The Da Vinci Code is the reason why am not eating pasta in seven years.
Personal biases aside,I think the book is sooo overrated, a product of Doubleday’s media hoopla, so to speak. Surely, the well-read among us have browsed through better stuff in our lifetime. While going through it, I had to actually peek through the succeeding pages to see when the insanity would end. My high school chum Lei, who maintains her own reading club at the Memorial Sloan-Kettering Cancer Center hit the nail on the head when she said: “It’s like a watered-down Eco. Written for Hollywood, no doubt.It spawned a whole section of supplementary readings in the bookstores here but I wasn’t taken.Am glad it’s dying down.”
Reading The Da Vinci Code elicited the same feelings as when I first read Grisham, you just know that the author was itching to finish the last two chapters because a multi-million dollar movie contract was waiting in the wings. A common criticism of ‘Da Vinci Code’ is the ending: after a stimulating discussion of the Church hierarchy’s role in covering up important facets of Christian history, the author backtracks in his claim by portraying the Opus Dei as having been manipulated by a Grail obsessed historian, Leigh Teabing.
The book itself is not an original, having been patterned after the premises of the Holy Blood, Holy Grail which was first published in the 80’s.I would think that the non-fiction book The Templar Revelation (1997)merits a better read,it is anchored on ample research and documentation about the occult and ancient religion, sans the ludicrous plot of tied-up bodies being stuffed in car trunks and spirited out of a plane that we so conveniently find in Da Vinci Code.
I did have fun learning about the Fibonacci sequence and the ancient ritual of Hieros Gamos (sexual union as a form of spirituality). I would think the book is a hit because everyone loves a conspiracy theory, especially when it strikes at the very foundation of our human faith. The idea that Mary Magdalene was in fact one of Jesus’s disciples and founded the Church is interestingly feminist. And nothing would tickle an intellectuals’ fancy better than the thought that Jesus was not a deity but all-out human, married to Mary Magdalene and siring a child by her in the person of Sarah.
The problem with Da Vinci Code is that Dan Brown presents a set of Facts before the Prologue and unknowing readers think all data presented in the book is factual.

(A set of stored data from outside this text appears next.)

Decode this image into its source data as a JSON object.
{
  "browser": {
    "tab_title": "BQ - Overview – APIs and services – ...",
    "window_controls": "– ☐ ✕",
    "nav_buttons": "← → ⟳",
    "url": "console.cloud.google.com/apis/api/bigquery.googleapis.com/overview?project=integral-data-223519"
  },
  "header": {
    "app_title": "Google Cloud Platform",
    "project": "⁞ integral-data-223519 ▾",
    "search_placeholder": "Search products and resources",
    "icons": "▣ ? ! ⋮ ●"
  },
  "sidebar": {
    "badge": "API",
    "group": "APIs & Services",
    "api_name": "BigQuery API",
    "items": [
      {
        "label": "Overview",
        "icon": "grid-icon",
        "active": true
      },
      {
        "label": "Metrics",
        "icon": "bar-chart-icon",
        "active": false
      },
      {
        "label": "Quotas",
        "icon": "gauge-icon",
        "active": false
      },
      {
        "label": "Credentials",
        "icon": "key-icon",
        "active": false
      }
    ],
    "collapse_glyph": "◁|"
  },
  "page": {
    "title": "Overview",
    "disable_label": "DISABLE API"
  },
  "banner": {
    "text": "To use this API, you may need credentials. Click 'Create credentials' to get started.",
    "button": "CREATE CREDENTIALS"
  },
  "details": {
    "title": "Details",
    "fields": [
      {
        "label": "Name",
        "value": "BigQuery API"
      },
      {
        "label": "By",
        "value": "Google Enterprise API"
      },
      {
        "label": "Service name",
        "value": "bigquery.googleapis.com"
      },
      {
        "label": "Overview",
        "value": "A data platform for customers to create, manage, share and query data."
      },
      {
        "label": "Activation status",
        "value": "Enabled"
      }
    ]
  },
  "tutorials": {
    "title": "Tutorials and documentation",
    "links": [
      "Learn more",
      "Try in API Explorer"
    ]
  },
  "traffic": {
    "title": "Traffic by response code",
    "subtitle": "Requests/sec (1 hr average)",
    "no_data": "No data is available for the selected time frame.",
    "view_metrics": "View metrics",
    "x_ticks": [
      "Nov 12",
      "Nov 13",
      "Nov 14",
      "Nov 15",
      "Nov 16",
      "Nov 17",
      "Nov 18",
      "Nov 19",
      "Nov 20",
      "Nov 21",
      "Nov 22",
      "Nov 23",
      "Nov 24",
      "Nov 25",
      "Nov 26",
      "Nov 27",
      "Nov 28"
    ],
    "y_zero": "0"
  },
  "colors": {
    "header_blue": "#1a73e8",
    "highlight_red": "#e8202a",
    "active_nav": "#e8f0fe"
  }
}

However, it is doubtful whether the Merovingian family (descendants of Mary Magdalene) actually founded Paris. Or the exact role that Emperor Constantine played in cosmetizing Christ’s divinity in the Gospels. Records show that early Christians believed in Christ as the Son of God even before the Council of Nicea.The Opus Dei also does not have a bishop or an order of monks. And if Silas was an albino, why did he seem to have extraordinary vision? As we know, albinos have poor eyesight or are nearly blind…
In the meantime, the carnival continues: check out these new titles on murders and secret societies, they might prove to be more interesting than Da Vinci Code: The Rule of Four, The Assassini and The Dante Club.
Am i reading Dan Brown Again? Well, I did not read Grisham again after the first one.
Am I watching The Da Vinci Code The Movie? Maybe. But I’ll not necessarily be the first to fall in line. Let the Italian Confederation and their groupies do that.
vina says
aj, this may be 2 years late, but i have to say lang that i did not like the Da Vinci Code nor Grisham novels too! as you said, they are both just overrated.
yun lang, at least i found someone to share it with, hehe.